Experian claimed the number of companies going out of business has fallen for three consecutive quarters.
The latest figures showed a drop of 12.2 per cent - a marked contrast with Q3 2002, when the number of failures rose by 11.6 per cent.
Phil Cotter, managing director of Experian's business information division, said the fall in the number of business failures reflected signs of an economic recovery in the UK.
He said the Office of National Statistics showed the economy was stronger in the first two quarters of the year than was previously thought.
A marked rise in new corporations has also been noted as individuals who would have previously traded as sole traders have formed limited companies.

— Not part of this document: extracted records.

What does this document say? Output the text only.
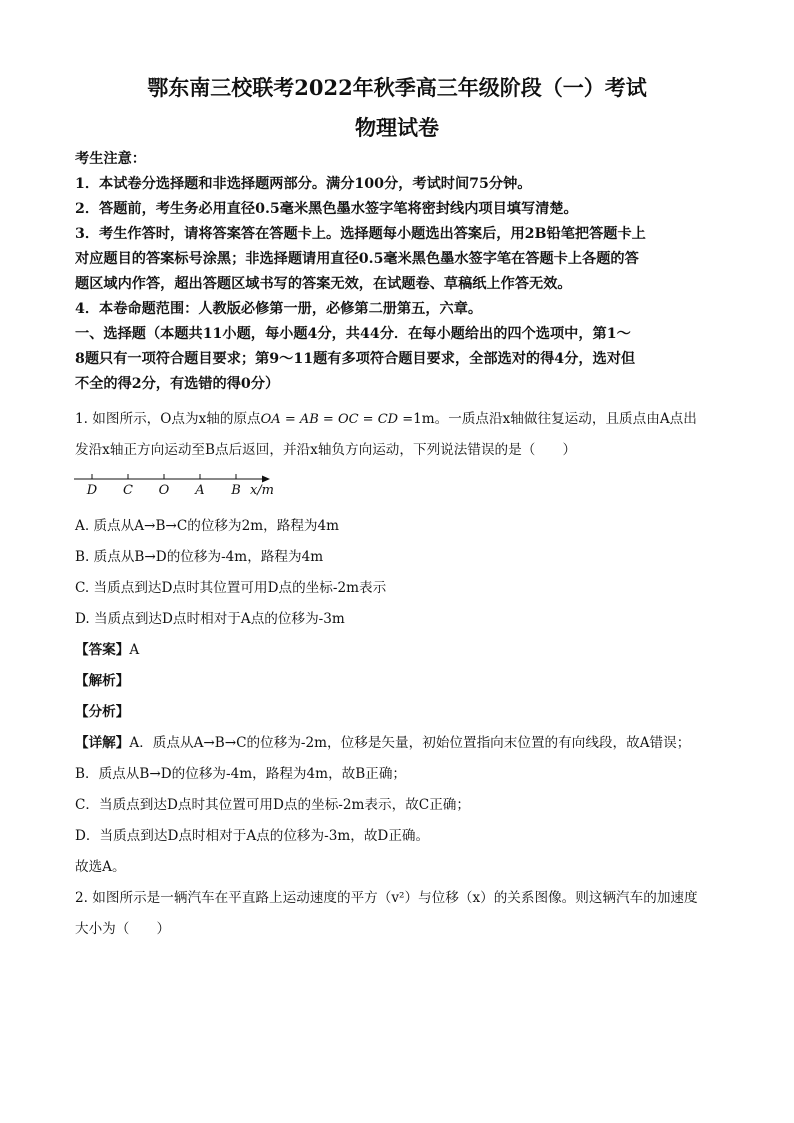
鄂东南三校联考2022年秋季高三年级阶段（一）考试
物理试卷
考生注意：
1．本试卷分选择题和非选择题两部分。满分100分，考试时间75分钟。
2．答题前，考生务必用直径0.5毫米黑色墨水签字笔将密封线内项目填写清楚。
3．考生作答时，请将答案答在答题卡上。选择题每小题选出答案后，用2B铅笔把答题卡上
对应题目的答案标号涂黑；非选择题请用直径0.5毫米黑色墨水签字笔在答题卡上各题的答
题区域内作答，超出答题区域书写的答案无效，在试题卷、草稿纸上作答无效。
4．本卷命题范围：人教版必修第一册，必修第二册第五，六章。
一、选择题（本题共11小题，每小题4分，共44分．在每小题给出的四个选项中，第1～
8题只有一项符合题目要求；第9～11题有多项符合题目要求，全部选对的得4分，选对但
不全的得2分，有选错的得0分）
1. 如图所示，O点为x轴的原点OA = AB = OC = CD =1m。一质点沿x轴做往复运动，且质点由A点出
发沿x轴正方向运动至B点后返回，并沿x轴负方向运动，下列说法错误的是（　　）
D C O A B x/m
A. 质点从A→B→C的位移为2m，路程为4m
B. 质点从B→D的位移为-4m，路程为4m
C. 当质点到达D点时其位置可用D点的坐标-2m表示
D. 当质点到达D点时相对于A点的位移为-3m
【答案】A
【解析】
【分析】
【详解】A．质点从A→B→C的位移为-2m，位移是矢量，初始位置指向末位置的有向线段，故A错误；
B．质点从B→D的位移为-4m，路程为4m，故B正确；
C．当质点到达D点时其位置可用D点的坐标-2m表示，故C正确；
D．当质点到达D点时相对于A点的位移为-3m，故D正确。
故选A。
2. 如图所示是一辆汽车在平直路上运动速度的平方（v²）与位移（x）的关系图像。则这辆汽车的加速度
大小为（　　）
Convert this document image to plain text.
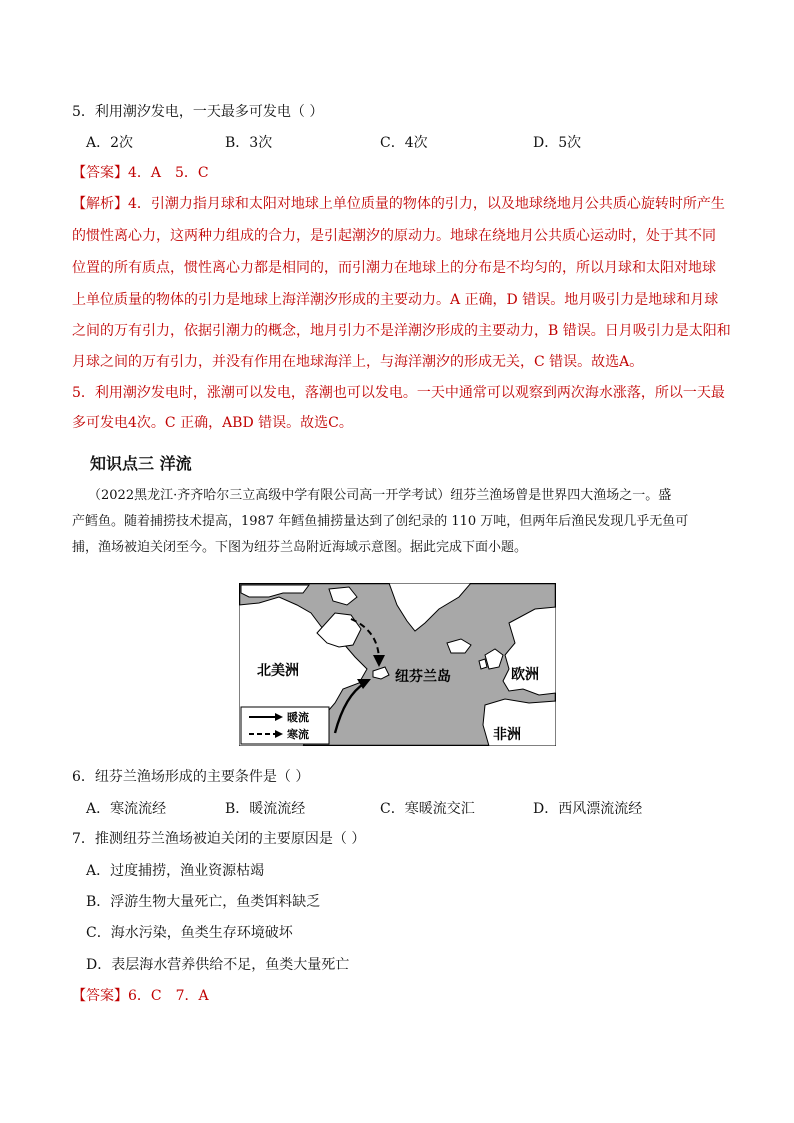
5．利用潮汐发电，一天最多可发电（ ）
A．2次	B．3次	C．4次	D．5次
【答案】4．A　5．C
【解析】4．引潮力指月球和太阳对地球上单位质量的物体的引力，以及地球绕地月公共质心旋转时所产生
的惯性离心力，这两种力组成的合力，是引起潮汐的原动力。地球在绕地月公共质心运动时，处于其不同
位置的所有质点，惯性离心力都是相同的，而引潮力在地球上的分布是不均匀的，所以月球和太阳对地球
上单位质量的物体的引力是地球上海洋潮汐形成的主要动力。A 正确，D 错误。地月吸引力是地球和月球
之间的万有引力，依据引潮力的概念，地月引力不是洋潮汐形成的主要动力，B 错误。日月吸引力是太阳和
月球之间的万有引力，并没有作用在地球海洋上，与海洋潮汐的形成无关，C 错误。故选A。
5．利用潮汐发电时，涨潮可以发电，落潮也可以发电。一天中通常可以观察到两次海水涨落，所以一天最
多可发电4次。C 正确，ABD 错误。故选C。
知识点三 洋流
（2022黑龙江·齐齐哈尔三立高级中学有限公司高一开学考试）纽芬兰渔场曾是世界四大渔场之一。盛
产鳕鱼。随着捕捞技术提高，1987 年鳕鱼捕捞量达到了创纪录的 110 万吨，但两年后渔民发现几乎无鱼可
捕，渔场被迫关闭至今。下图为纽芬兰岛附近海域示意图。据此完成下面小题。
北美洲	纽芬兰岛	欧洲
非洲
暖流
寒流
6．纽芬兰渔场形成的主要条件是（ ）
A．寒流流经	B．暖流流经	C．寒暖流交汇	D．西风漂流流经
7．推测纽芬兰渔场被迫关闭的主要原因是（ ）
A．过度捕捞，渔业资源枯竭
B．浮游生物大量死亡，鱼类饵料缺乏
C．海水污染，鱼类生存环境破坏
D．表层海水营养供给不足，鱼类大量死亡
【答案】6．C　7．A
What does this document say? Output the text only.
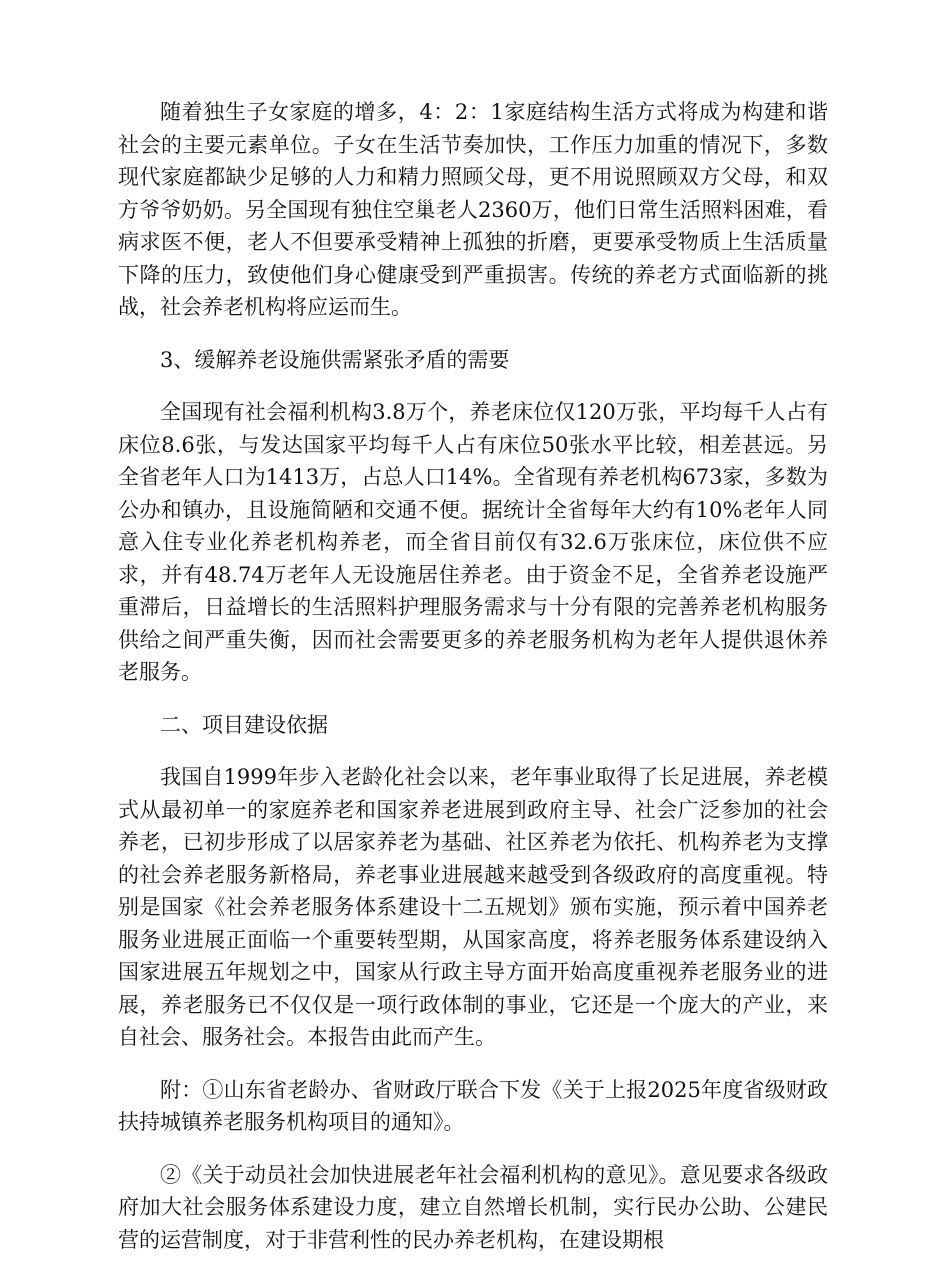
随着独生子女家庭的增多，4：2：1家庭结构生活方式将成为构建和谐社会的主要元素单位。子女在生活节奏加快，工作压力加重的情况下，多数现代家庭都缺少足够的人力和精力照顾父母，更不用说照顾双方父母，和双方爷爷奶奶。另全国现有独住空巢老人2360万，他们日常生活照料困难，看病求医不便，老人不但要承受精神上孤独的折磨，更要承受物质上生活质量下降的压力，致使他们身心健康受到严重损害。传统的养老方式面临新的挑战，社会养老机构将应运而生。

3、缓解养老设施供需紧张矛盾的需要

全国现有社会福利机构3.8万个，养老床位仅120万张，平均每千人占有床位8.6张，与发达国家平均每千人占有床位50张水平比较，相差甚远。另全省老年人口为1413万，占总人口14%。全省现有养老机构673家，多数为公办和镇办，且设施简陋和交通不便。据统计全省每年大约有10%老年人同意入住专业化养老机构养老，而全省目前仅有32.6万张床位，床位供不应求，并有48.74万老年人无设施居住养老。由于资金不足，全省养老设施严重滞后，日益增长的生活照料护理服务需求与十分有限的完善养老机构服务供给之间严重失衡，因而社会需要更多的养老服务机构为老年人提供退休养老服务。

二、项目建设依据

我国自1999年步入老龄化社会以来，老年事业取得了长足进展，养老模式从最初单一的家庭养老和国家养老进展到政府主导、社会广泛参加的社会养老，已初步形成了以居家养老为基础、社区养老为依托、机构养老为支撑的社会养老服务新格局，养老事业进展越来越受到各级政府的高度重视。特别是国家《社会养老服务体系建设十二五规划》颁布实施，预示着中国养老服务业进展正面临一个重要转型期，从国家高度，将养老服务体系建设纳入国家进展五年规划之中，国家从行政主导方面开始高度重视养老服务业的进展，养老服务已不仅仅是一项行政体制的事业，它还是一个庞大的产业，来自社会、服务社会。本报告由此而产生。

附：①山东省老龄办、省财政厅联合下发《关于上报2025年度省级财政扶持城镇养老服务机构项目的通知》。

②《关于动员社会加快进展老年社会福利机构的意见》。意见要求各级政府加大社会服务体系建设力度，建立自然增长机制，实行民办公助、公建民营的运营制度，对于非营利性的民办养老机构，在建设期根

Cotter added: "It is too early to predict the impact of this on future insolvency rates."
Nitin Joshi, partner of insolvency practitioner PKF, questioned the extent of the channel's recovery.
"Our own anecdotal experience is that failures are running high, and one needs to broaden the definition of what a channel business is," Joshi said.
Peter Brooker, a spokesman for Experian, said the fall in the number of company failures was important, showing that resellers' customers were doing better.
"The less companies that go under, the less bad debt. However, it's a dangerous period in the economy. As it appears to be turning around, people gear up. The biggest increase in corporate failures tend to occur after the economy turns," he said.